To disable this warning, you can either:
- Avoid using `tokenizers` before the fork if possible
- Explicitly set the environment variable TOKENIZERS_PARALLELISM=(true | false)
No model was supplied, defaulted to distilbert-base-uncased-finetuned-sst-2-english and revision af0f99b (https://hf-mirror.com/distilbert-base-uncased-finetuned-sst-2-english).
Using a pipeline without specifying a model name and revision in production is not recommended.
/opt/conda/envs/llama3/lib/python3.10/site-packages/huggingface_hub/file_download.py:1132: FutureWarning: `resume_download` is deprecated and will be removed in version 1.0.0. Downloads always resume when possible. If you want to force a new download, use `force_download=True`.
warnings.warn(
libgomp: Thread creation failed: Resource temporarily unavailable
错误原因:未知。
Q:ImportError: tokenizers>=0.11.1,!=0.11.3,<0.14 is required for a normal functioning of this module, but found tokenizers==0.15.0.
(llama3) root@notebook-1813389960667746306-scnlbe5oi5-50216:~/Downloads/models/LLaMA-Factory# python -c "from transformers import pipeline; print(pipeline('sentiment-analysis')('I love you'))"
Traceback (most recent call last):
File "<string>", line 1, in <module>
File "/opt/conda/envs/llama3/lib/python3.10/site-packages/transformers/__init__.py", line 26, in <module>
from . import dependency_versions_check
File "/opt/conda/envs/llama3/lib/python3.10/site-packages/transformers/dependency_versions_check.py", line 57, in <module>
require_version_core(deps[pkg])
File "/opt/conda/envs/llama3/lib/python3.10/site-packages/transformers/utils/versions.py", line 117, in require_version_core
return require_version(requirement, hint)

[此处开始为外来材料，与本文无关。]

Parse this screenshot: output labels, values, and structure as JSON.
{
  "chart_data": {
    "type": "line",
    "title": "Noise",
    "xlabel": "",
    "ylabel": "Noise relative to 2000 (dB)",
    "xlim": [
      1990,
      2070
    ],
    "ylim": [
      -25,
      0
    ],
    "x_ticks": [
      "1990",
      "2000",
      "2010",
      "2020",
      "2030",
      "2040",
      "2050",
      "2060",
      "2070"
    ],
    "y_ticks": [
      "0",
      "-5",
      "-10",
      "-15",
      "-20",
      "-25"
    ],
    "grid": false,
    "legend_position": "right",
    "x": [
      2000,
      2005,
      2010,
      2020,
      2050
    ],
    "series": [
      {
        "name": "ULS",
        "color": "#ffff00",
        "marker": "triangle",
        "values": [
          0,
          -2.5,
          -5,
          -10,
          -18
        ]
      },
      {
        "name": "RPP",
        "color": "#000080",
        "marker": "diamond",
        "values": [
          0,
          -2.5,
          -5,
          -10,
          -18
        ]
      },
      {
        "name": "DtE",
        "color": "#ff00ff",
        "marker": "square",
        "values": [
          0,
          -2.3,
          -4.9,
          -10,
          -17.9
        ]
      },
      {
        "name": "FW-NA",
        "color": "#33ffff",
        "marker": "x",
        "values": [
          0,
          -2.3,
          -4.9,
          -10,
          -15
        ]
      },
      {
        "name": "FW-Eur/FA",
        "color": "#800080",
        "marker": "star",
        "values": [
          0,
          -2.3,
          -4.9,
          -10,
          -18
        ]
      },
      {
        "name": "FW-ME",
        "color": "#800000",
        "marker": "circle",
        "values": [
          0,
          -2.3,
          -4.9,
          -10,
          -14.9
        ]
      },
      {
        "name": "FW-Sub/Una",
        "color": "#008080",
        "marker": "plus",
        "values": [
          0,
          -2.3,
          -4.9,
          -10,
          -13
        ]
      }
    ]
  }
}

File "/opt/conda/envs/llama3/lib/python3.10/site-packages/transformers/utils/versions.py", line 111, in require_version
_compare_versions(op, got_ver, want_ver, requirement, pkg, hint)
File "/opt/conda/envs/llama3/lib/python3.10/site-packages/transformers/utils/versions.py", line 44, in _compare_versions
raise ImportError(
ImportError: tokenizers>=0.11.1,!=0.11.3,<0.14 is required for a normal functioning of this module, but found tokenizers==0.15.0.
Try: pip install transformers -U or pip install -e '.[dev]' if you're working with git main
错误原因:transformers与tokenizers版本冲突。
解决方法:根据错误提示,安装合适版本。
pip install --no-dependencies tokenizers=0.11.1
Q:如何获取Access Token
仓库申请报错:Cannot access gated repo for url https://huggingface.co/api
如何获取HuggingFace的Access Token;如何获取HuggingFace的API Key
参见上文介绍的【获取Access Token】。